While she always loved Israel and has spent considerable time there, including studying abroad at Tel Aviv University, she joined the corporate world after graduating college. Working for one of the top communications firms was stimulating, but her heart wasn’t fully in it. “I wanted my day to translate into more than driving sales for publicly traded companies,” she says.

Balaban joined the UJA-Federation of New York’s Planning Division in 2003, where she was handed a portfolio of projects in Israel focused on Ethiopians, Russian émigrés and Arab Israelis.

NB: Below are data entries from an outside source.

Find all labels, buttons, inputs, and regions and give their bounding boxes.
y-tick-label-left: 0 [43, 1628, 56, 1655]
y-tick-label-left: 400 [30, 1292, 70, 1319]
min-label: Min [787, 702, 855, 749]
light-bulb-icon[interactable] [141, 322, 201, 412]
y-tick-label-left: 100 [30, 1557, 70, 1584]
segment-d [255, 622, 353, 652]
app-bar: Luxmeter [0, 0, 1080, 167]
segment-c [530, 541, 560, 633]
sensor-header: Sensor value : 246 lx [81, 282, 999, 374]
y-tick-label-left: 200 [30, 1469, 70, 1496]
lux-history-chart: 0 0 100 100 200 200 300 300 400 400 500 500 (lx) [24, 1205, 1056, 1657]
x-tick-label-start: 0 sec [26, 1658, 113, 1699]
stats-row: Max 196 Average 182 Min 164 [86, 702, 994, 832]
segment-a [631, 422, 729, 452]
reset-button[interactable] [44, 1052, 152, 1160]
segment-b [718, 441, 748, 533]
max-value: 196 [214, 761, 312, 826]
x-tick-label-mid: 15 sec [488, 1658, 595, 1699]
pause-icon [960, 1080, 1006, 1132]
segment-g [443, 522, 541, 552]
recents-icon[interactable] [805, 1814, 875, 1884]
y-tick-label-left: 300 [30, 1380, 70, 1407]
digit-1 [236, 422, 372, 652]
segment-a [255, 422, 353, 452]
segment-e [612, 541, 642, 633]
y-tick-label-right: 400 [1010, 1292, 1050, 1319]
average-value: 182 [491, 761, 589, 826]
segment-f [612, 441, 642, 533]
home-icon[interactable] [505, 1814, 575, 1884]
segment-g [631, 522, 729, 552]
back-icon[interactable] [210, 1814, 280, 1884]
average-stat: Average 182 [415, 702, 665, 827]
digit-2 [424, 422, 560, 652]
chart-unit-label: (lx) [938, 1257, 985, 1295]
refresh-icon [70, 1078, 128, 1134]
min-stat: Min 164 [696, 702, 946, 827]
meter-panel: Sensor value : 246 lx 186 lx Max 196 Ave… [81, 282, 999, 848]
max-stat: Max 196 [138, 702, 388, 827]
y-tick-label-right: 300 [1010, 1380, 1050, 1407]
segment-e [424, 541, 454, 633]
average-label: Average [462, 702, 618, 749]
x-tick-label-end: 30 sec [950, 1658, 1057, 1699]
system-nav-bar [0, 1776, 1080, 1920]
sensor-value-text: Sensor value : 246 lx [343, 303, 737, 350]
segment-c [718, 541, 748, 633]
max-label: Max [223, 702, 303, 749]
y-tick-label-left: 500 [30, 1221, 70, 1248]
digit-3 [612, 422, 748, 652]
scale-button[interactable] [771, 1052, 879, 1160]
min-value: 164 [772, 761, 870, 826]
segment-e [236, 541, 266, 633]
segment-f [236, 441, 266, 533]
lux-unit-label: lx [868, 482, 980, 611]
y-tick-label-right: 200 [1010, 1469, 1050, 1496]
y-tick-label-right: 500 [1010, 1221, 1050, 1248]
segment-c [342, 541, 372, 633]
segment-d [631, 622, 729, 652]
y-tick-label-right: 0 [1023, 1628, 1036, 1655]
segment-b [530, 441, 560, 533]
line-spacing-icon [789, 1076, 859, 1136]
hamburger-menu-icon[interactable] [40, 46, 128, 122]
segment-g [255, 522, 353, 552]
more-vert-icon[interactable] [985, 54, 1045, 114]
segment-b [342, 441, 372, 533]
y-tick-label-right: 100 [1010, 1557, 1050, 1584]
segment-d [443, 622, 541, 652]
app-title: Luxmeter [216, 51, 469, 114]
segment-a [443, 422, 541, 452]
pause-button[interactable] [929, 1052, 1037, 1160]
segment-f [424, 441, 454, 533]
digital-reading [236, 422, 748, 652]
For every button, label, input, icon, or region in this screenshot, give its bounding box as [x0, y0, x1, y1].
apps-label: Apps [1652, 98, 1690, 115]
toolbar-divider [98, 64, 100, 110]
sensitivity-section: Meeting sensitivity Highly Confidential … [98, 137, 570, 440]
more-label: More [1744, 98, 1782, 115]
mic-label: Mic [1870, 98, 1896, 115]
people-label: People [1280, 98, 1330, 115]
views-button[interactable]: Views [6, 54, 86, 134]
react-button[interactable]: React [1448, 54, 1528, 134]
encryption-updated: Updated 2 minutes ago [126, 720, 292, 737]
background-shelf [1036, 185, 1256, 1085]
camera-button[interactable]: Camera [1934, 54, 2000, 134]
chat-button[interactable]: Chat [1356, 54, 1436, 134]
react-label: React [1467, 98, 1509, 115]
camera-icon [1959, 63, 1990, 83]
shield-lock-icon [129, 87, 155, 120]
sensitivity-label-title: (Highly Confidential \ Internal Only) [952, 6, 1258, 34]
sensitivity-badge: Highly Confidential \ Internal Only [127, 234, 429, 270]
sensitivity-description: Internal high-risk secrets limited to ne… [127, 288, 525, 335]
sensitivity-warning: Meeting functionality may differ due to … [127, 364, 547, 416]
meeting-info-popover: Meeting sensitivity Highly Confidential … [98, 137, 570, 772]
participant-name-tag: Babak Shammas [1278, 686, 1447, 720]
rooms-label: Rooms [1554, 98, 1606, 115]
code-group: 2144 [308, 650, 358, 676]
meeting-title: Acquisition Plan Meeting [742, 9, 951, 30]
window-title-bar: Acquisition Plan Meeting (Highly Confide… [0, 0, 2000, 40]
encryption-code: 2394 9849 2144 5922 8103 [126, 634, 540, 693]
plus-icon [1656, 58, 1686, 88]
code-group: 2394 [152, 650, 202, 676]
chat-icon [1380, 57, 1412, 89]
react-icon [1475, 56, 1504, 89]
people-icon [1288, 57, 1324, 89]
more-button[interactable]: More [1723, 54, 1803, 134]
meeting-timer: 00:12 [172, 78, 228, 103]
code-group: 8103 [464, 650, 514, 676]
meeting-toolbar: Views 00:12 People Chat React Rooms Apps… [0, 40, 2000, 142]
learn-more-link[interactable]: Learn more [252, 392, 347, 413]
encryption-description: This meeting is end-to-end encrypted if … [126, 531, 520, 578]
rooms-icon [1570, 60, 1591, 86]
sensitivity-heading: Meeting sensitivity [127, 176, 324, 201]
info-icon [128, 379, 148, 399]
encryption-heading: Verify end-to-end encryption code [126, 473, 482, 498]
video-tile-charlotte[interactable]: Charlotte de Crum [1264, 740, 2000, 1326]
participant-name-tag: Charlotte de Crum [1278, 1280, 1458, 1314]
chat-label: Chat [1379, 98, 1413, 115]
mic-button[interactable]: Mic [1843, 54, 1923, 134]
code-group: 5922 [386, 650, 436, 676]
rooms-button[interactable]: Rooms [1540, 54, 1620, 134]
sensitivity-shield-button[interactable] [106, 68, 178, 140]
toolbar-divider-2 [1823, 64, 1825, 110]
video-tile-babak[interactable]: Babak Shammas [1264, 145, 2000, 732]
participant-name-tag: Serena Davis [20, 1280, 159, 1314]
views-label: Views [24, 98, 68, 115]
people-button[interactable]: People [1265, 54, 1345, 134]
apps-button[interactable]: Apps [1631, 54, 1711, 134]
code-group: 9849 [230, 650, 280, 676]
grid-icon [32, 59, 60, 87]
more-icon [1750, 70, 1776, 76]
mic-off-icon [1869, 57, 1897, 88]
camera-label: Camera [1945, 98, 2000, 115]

It was the plight of the latter, who make up 20 percent of Israel’s population, that she “became the most passionate about and most troubled by,” she says.

Quoting Israel’s Or Commission report, she calls this “the No. 1 most pressing domestic issue Israel faces today.”

Sadly, “this had not been part of the agenda in support of a secure, peaceful and just Israel.”

Until 2006, when leaders of the Joint Distribution Committee, Andrea and Charles Bronfman Philanthropies, Anti-Defamation League, Presidents Conference, the UJA-Federation of NY, New Israel Fund and other groups formed the Inter-Agency Task Force on Israeli Arab Issues. Balaban was a natural choice to serve as founding executive director, a position she currently maintains. The task force conducts educational activity in North America and Israel and provides educational materials, fact sheets and other resources to a diverse group of Jewish organizations.

In four years, Balaban has grown the task force’s member organizations from a handful or so to 92, including 36 foundations and 21 federations. Recently, a task force on Arab-Israeli issues modeled after Balaban’s, known as UK Task Force on the Arab Citizens of Israel, launched in England.

The task force is well on its way to achieving its first goal: putting the issue of Arab Israelis on the table among mainstream Jewish organizations. “It’s always one of the most well-attended sessions of the [Jewish federations’] General Assembly,” Balaban says.

Thrill-seeker: Balaban once went skydiving over the Swiss Alps. “I’d do it again in a heartbeat,” she says.